In 2014, Derrick Gordon made history as the first ever active out gay man to play NCAA Division 1 basketball. Since then, he’s gone on to play professionally around the world and is currently playing for Römerstrom Gladiators Trier in Germany. Derrick is dedicated to using his platform to help pave the way forward for LGBTQI+ athletes to come, and we’re thrilled to welcome him aboard as an Athlete Ally Ambassador! Learn more about Derrick and why he’s excited to join the team.
Athlete Ally: What do you see as the barriers in sport that you had to navigate coming out as the first openly gay D1 athlete, and that prevented athletes before you from being able to come out?
Derrick: A barrier that I went through at UMass before I transferred to Seton Hall was getting comfortable being around my teammates, knowing that I got picked on and teased before. That was the hardest for me because I didn’t care if they didn’t like me, I just wanted them to respect me for who I am. I’ve been in plenty of locker rooms, so I know the talk that goes around: teammates talking about girls, hearing a homophobic word being said, etc. It’s just going to push that person deeper into the closet because they feel that they won’t be accepted.
What does a safe space in college athletics look like, or what could that look like?
My ideal safe space was when I was at Seton Hall for my last season and how my teammates welcomed me with open arms and respected me for who I am. They didn’t treat me any different from anyone else and that’s what I wanted. My sexuality doesn’t change who I am as a person.
What roles can coaches and allied athletes play in helping to create inclusive environments for their LGBTQI+ players and teammates?
What I feel coaches and allied athletes can do is something similar to what my former coach at Seton Hall Coach Willard did, which was made sure that I would be safe here and that I didn’t have anything to worry about. I knew I could go and talk to him about anything, and he was very supportive. I feel that’s how coaches and allied athletes should be. Just show that person it’s ok and that they have your full support. It makes things a lot easier when someone is struggling.
Two UMass schools (Amherst and Lowell) received perfect scores of 100 on the Athletic Equality Index ranking of LGBTQ-inclusive policies and practices within athletic departments. As a UMass alum, does this surprise you? Why or why not?
As an Alum of UMass, I was kind of shocked a bit because a couple of my teammates there treated me very badly, to the point I didn’t feel comfortable being around them which led me to transfer to Seton Hall. But it sounds like things have gotten much better over the years.

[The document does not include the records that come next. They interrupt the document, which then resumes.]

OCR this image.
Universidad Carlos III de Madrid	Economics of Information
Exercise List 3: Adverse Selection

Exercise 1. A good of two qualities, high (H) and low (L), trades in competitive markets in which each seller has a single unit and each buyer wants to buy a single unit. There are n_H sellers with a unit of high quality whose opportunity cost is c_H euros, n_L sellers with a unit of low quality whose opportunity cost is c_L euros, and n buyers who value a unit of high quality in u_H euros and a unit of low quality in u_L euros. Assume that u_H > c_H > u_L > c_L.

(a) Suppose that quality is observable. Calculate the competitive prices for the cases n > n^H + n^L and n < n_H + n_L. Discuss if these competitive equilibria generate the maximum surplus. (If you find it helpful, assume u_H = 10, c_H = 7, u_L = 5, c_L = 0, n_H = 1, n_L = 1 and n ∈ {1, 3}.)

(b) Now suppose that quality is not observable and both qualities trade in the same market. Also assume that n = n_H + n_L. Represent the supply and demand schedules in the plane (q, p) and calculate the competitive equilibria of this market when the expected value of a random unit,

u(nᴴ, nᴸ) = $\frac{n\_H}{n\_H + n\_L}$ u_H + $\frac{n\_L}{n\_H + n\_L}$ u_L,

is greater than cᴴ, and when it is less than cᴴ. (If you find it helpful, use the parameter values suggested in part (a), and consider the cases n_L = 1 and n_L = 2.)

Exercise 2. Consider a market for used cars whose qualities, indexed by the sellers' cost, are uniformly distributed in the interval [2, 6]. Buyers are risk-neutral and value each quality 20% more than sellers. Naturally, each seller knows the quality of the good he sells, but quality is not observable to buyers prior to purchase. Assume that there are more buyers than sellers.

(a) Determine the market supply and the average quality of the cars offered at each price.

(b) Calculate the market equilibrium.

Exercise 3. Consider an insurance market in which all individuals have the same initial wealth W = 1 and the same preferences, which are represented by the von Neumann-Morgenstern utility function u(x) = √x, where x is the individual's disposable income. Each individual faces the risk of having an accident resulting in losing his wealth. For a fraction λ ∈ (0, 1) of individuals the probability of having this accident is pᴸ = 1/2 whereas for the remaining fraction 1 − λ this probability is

What advice would you give to college athletes who are scared to come out?
First thing I would say to that person is that I would never try to force you to come out, because that’s something you have to do when you’re ready. When I realized who I am, it took me 3 years to come out. But I would say, find that one person that you can trust, whether if that’s a friend, or someone at school. All it takes is telling that one person and you will feel the weight lifted off your shoulders. It’s a process and can be scary at times, but stay positive and know that you will be OK.
What excites you about becoming an Athlete Ally Ambassador?
Becoming an Athlete Ally ambassador is incredible – I’m truly thankful and grateful for the opportunity. My goal is all about helping people and changing the world, and if I can be that voice with others, that makes me very happy.